Adelaide Education Academy inaugural members

Adelaide Education Academy inaugural members
The University of Adelaide has launched a new academy for staff who specialise in teaching in a first for an Australian university.

The initiative continues the transformation of the teaching and learning experience for both students and staff at the University. So far 49 highly-regarded teaching staff have been inducted into the Adelaide Education Academy with academics from each of the University’s five faculties.

Vice-Chancellor and President, Professor Warren Bebbington, says the intention is to induct a total of 100 academics.

“In a research-intensive university, it is a challenge for staff to be recognised as real academics for teaching alone,” he says.

“By establishing the Adelaide Education Academy, we are saying teaching is a noble career in a university with its own unique rewards and privileges.”

Professor Bebbington says the University is opening a pathway for staff to be promoted all the way to professor for their teaching alone. 

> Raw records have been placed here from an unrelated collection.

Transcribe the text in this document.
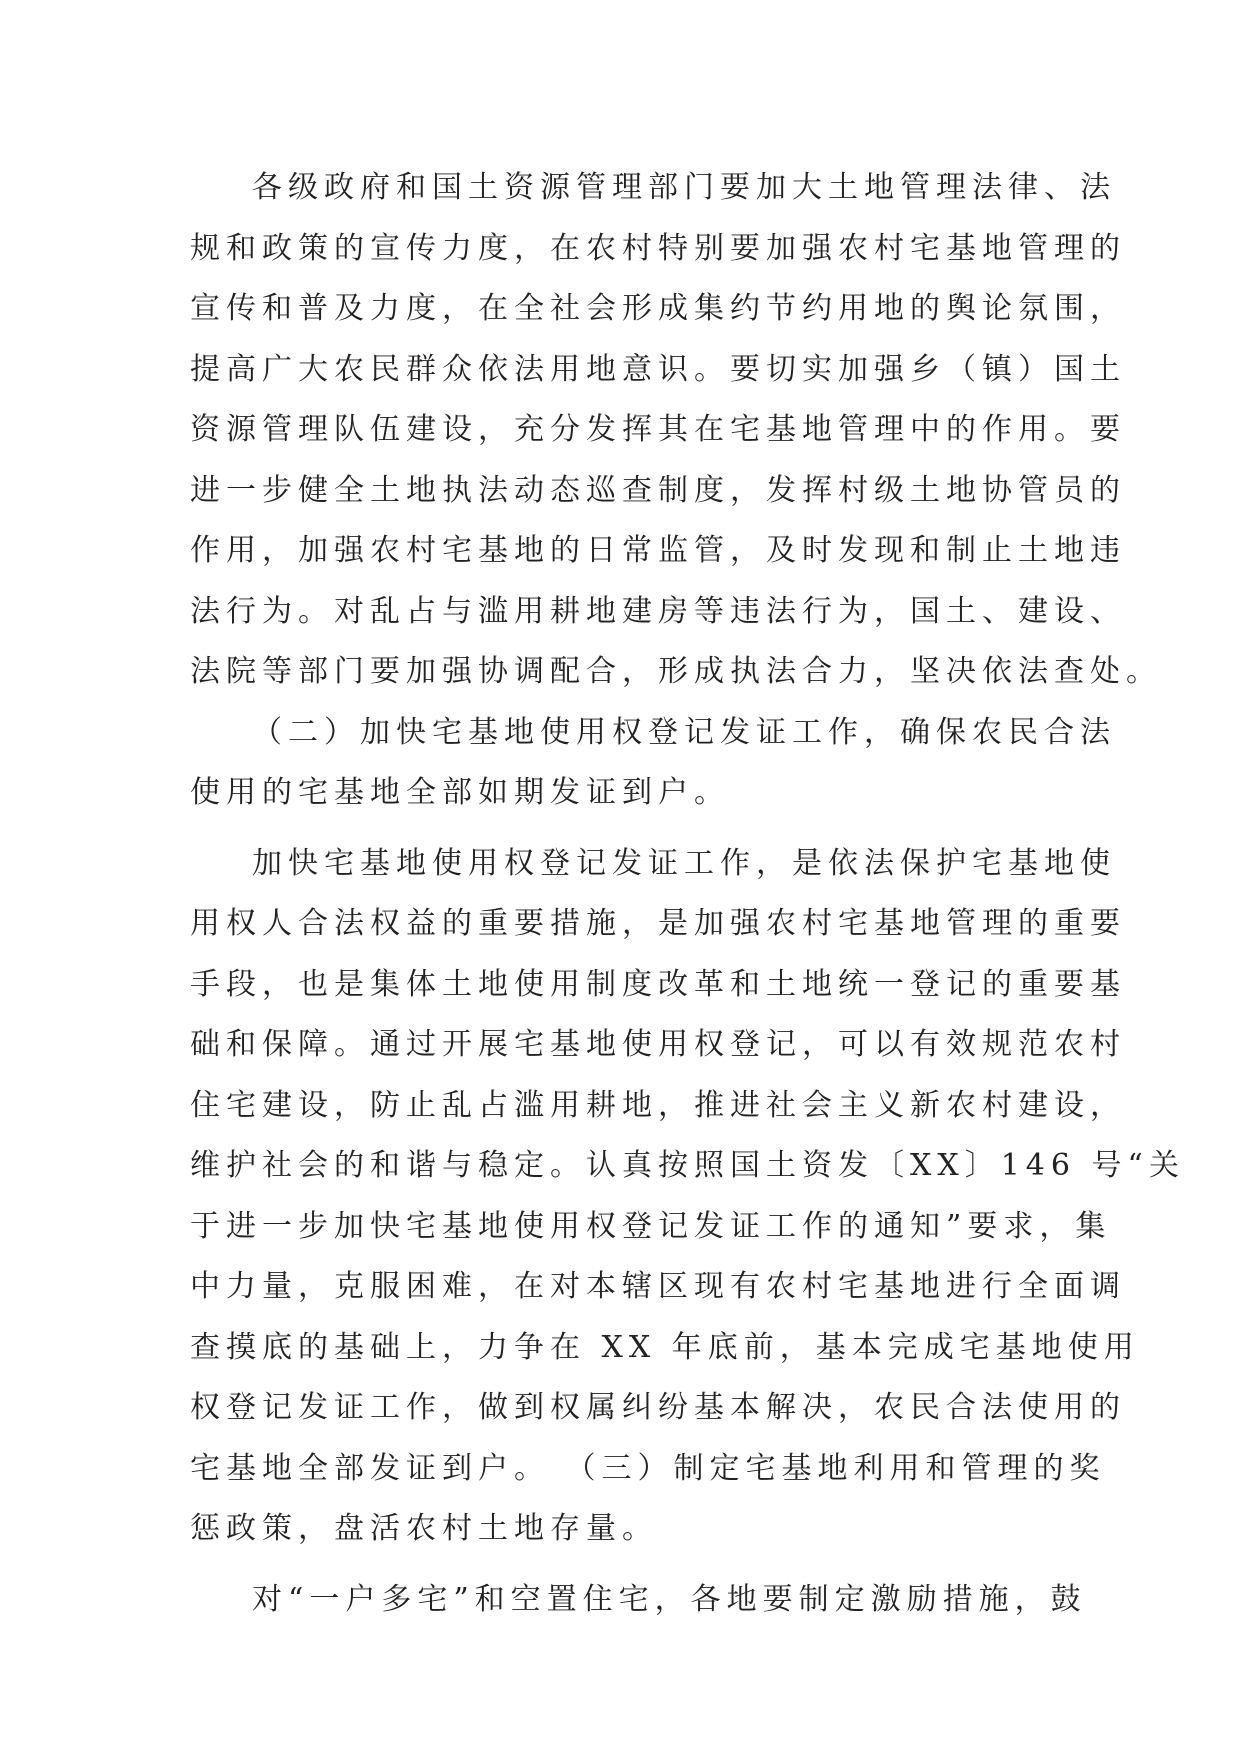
各级政府和国土资源管理部门要加大土地管理法律、法
规和政策的宣传力度，在农村特别要加强农村宅基地管理的
宣传和普及力度，在全社会形成集约节约用地的舆论氛围，
提高广大农民群众依法用地意识。要切实加强乡（镇）国土
资源管理队伍建设，充分发挥其在宅基地管理中的作用。要
进一步健全土地执法动态巡查制度，发挥村级土地协管员的
作用，加强农村宅基地的日常监管，及时发现和制止土地违
法行为。对乱占与滥用耕地建房等违法行为，国土、建设、
法院等部门要加强协调配合，形成执法合力，坚决依法查处。
（二）加快宅基地使用权登记发证工作，确保农民合法
使用的宅基地全部如期发证到户。
加快宅基地使用权登记发证工作，是依法保护宅基地使
用权人合法权益的重要措施，是加强农村宅基地管理的重要
手段，也是集体土地使用制度改革和土地统一登记的重要基
础和保障。通过开展宅基地使用权登记，可以有效规范农村
住宅建设，防止乱占滥用耕地，推进社会主义新农村建设，
维护社会的和谐与稳定。认真按照国土资发〔XX〕146 号“关
于进一步加快宅基地使用权登记发证工作的通知”要求，集
中力量，克服困难，在对本辖区现有农村宅基地进行全面调
查摸底的基础上，力争在 XX 年底前，基本完成宅基地使用
权登记发证工作，做到权属纠纷基本解决，农民合法使用的
宅基地全部发证到户。 （三）制定宅基地利用和管理的奖
惩政策，盘活农村土地存量。
对“一户多宅”和空置住宅，各地要制定激励措施，鼓
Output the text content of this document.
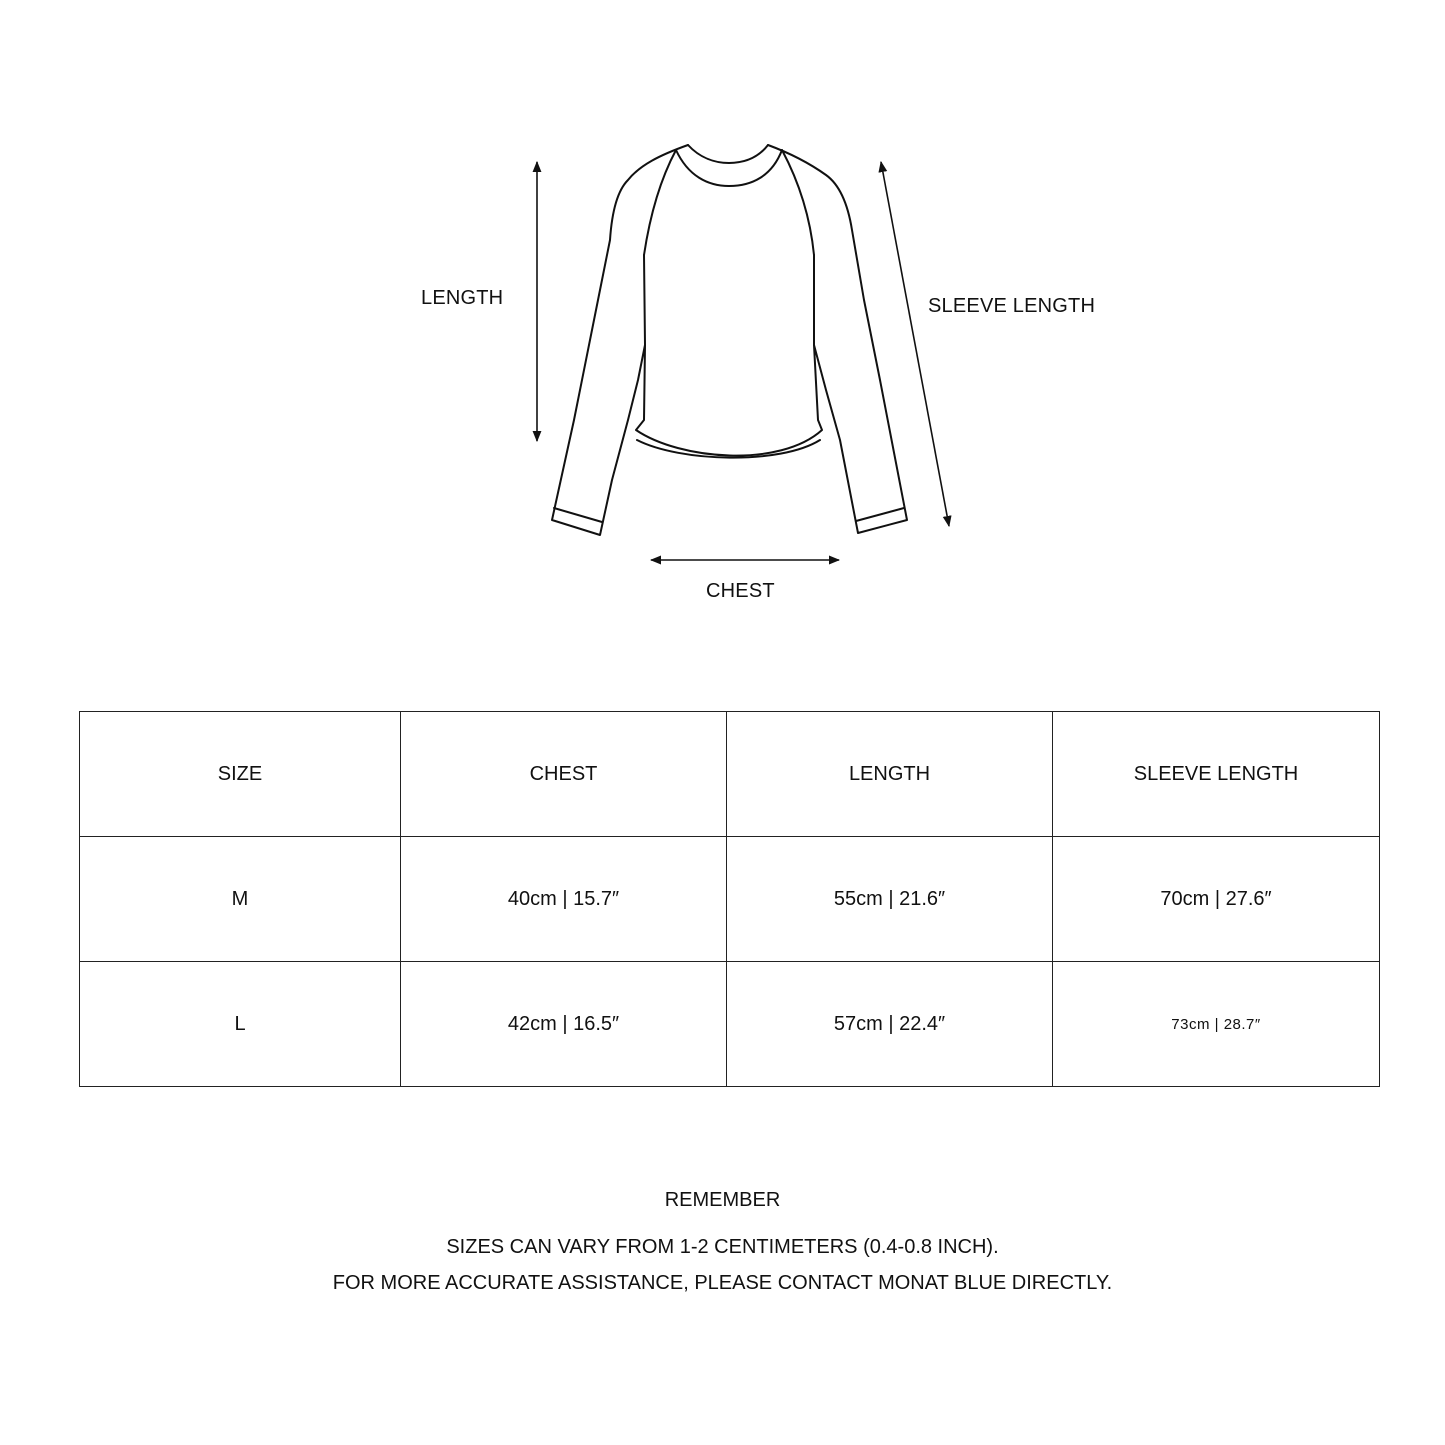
LENGTH	SLEEVE LENGTH
CHEST
SIZE	CHEST	LENGTH	SLEEVE LENGTH
M	40cm | 15.7″	55cm | 21.6″	70cm | 27.6″
L	42cm | 16.5″	57cm | 22.4″	73cm | 28.7″
REMEMBER
SIZES CAN VARY FROM 1-2 CENTIMETERS (0.4-0.8 INCH).
FOR MORE ACCURATE ASSISTANCE, PLEASE CONTACT MONAT BLUE DIRECTLY.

“Through its members, the academy will become a symbol of the University’s unique learning and teaching proposition which, to the great benefit of our students, is at the centre of our strategic direction,” he says.

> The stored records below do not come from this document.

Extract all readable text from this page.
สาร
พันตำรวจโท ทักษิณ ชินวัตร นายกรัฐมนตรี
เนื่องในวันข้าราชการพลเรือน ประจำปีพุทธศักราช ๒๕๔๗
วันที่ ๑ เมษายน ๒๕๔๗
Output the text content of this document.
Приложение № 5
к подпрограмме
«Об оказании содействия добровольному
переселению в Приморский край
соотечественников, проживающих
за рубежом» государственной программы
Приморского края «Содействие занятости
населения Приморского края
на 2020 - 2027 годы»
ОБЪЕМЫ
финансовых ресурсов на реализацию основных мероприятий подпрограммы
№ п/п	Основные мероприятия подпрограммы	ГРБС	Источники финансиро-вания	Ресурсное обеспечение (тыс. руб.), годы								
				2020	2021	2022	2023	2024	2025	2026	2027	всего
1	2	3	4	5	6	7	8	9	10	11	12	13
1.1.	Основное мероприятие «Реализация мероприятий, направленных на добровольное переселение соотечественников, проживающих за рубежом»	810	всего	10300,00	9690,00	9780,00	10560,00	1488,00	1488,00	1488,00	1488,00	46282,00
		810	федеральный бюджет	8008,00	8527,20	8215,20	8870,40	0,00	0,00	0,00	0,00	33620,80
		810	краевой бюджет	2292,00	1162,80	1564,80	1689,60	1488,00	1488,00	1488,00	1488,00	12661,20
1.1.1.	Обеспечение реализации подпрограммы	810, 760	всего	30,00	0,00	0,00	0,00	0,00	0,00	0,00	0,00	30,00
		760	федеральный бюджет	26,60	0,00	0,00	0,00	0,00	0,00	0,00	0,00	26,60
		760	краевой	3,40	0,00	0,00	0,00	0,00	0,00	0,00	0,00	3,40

“Among the first members of the academy are academics who have played an outstanding role in the quality of education at our University for many years.”

Academy members include Associate Professor Elizabeth Koch OAM, Head of Classical Performance with the Elder Conservatorium of Music, and Associate Professor Colin Kestell from the School of Mechanical Engineering. Both are past winners of the University’s long-running Stephen Cole the Elder Prize for Excellence in Teaching.

“The new education academy has already opened up opportunities for greater collaboration between teaching focused academics in all faculties of the University,” says Associate Professor Koch.

“I am particularly looking forward to sharing knowledge on aspects of teaching and learning practice with colleagues in other disciplines. Learning from other teachers outside one’s own specialisation will no doubt be very useful and inspiring and will facilitate reflection on learning and teaching approaches.”

Members of the academy have exclusive opportunities to bid for learning and teaching advancement grants, apply for promotion based on their teaching and learning activities, and have access to support in the form of teaching-focused special study programs.